March 21, 2011

More damaging than Abu Ghraib?

According to The Guardian there are some photos that will be more damaging than the Abu Ghraib controversy;

Commanders in Afghanistan are bracing themselves for possible riots and public fury triggered by the publication of "trophy" photographs of US soldiers posing with the dead bodies of defenceless Afghan civilians they killed.

Senior officials at Nato's International Security Assistance Force in Kabul have compared the pictures published by the German news weekly Der Spiegel to the images of US soldiers abusing prisoners in Abu Ghraib in Iraq which sparked waves of anti-US protests around the world.

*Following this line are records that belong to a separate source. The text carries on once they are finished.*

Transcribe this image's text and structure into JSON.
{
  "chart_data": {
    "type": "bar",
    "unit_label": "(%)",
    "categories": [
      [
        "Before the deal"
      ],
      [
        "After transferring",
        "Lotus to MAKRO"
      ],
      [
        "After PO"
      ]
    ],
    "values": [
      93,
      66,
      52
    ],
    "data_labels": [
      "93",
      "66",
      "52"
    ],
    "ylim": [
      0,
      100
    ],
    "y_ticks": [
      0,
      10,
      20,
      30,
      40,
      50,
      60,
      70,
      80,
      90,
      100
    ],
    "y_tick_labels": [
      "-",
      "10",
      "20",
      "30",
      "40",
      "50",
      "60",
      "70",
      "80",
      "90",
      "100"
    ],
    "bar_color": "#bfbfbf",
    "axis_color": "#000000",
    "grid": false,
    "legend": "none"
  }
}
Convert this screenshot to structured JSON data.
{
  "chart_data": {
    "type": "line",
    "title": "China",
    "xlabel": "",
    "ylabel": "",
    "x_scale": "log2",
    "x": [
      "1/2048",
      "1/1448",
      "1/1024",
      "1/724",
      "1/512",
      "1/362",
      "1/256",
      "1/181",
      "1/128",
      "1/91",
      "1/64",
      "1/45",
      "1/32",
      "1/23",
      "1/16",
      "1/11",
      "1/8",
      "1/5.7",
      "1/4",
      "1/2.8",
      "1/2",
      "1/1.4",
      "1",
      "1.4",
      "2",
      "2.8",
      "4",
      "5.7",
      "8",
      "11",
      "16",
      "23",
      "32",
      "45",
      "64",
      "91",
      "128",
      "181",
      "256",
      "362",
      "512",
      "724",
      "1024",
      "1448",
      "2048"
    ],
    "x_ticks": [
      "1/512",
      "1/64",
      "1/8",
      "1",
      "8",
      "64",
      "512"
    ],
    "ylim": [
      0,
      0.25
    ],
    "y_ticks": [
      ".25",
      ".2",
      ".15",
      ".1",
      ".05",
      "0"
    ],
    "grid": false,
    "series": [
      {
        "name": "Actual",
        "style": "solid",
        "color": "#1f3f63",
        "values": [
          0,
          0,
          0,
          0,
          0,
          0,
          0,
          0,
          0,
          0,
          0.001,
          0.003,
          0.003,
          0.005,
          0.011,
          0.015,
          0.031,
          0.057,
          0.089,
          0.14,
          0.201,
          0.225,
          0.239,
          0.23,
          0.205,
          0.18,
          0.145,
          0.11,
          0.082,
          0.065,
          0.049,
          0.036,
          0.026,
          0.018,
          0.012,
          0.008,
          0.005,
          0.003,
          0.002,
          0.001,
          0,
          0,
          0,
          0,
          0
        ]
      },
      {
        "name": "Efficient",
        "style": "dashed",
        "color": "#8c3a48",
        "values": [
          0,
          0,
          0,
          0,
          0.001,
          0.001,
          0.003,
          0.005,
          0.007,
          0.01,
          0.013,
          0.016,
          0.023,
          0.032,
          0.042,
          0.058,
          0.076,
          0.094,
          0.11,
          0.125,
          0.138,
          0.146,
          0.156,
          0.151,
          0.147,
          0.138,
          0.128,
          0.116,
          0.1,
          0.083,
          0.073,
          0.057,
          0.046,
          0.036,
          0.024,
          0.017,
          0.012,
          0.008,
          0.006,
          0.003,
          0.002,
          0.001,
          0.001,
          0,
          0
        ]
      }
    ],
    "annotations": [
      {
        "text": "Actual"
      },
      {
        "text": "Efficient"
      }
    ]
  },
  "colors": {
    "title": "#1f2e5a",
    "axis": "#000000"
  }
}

They fear that the pictures could be even more damaging as they show the aftermath of the deliberate murders of Afghan civilians by a rogue US Stryker tank unit that operated in the southern province of Kandahar last year.
Some thoughts:
  • As a conservative it is awfully tempting to blame Obama the way liberals blamed Bush for Abu Ghraib.  Neither blame is fair, and while Obama is Commander in Chief, he didn't commit these alleged acts, Bush didn't either.  It's going to prove to be a double standard if liberals don't go after Obama with the same ferocity they did with Bush.
  • War is hell.  Putting soldiers in these tough situations undoubtedly contributes to bad behavior.  But it does not excuse it.
  • These incidents are clearly few and far between and should be treated as such and not viewed as the norm.
  • Why is this report referring to the soldiers as a 'rogue tank unit'.  Where was that with Abu Ghraib?
  • President Obama will be quick to denounce the rogue unit.  What is unclear is whether he will once again denounce and apologize for the country he leads.

2 comments:

  1. This is a testimony of our failure to learn. Maybe these dopes didn't even know abt the photos they are practicall¬y imitating, but they, the photograph¬er, and perhaps the unit leader should be discipline¬d. Soldiers of the United States do not engage in this activity without sanction.

    ReplyDelete
  2. Hi Atlanta Roofing. I have a question for you.

    "Soldiers of the United States do not engage in this activity without sanction."

    Do you mean you think they were sanctioned or that they should not do it because it is not sanctioned?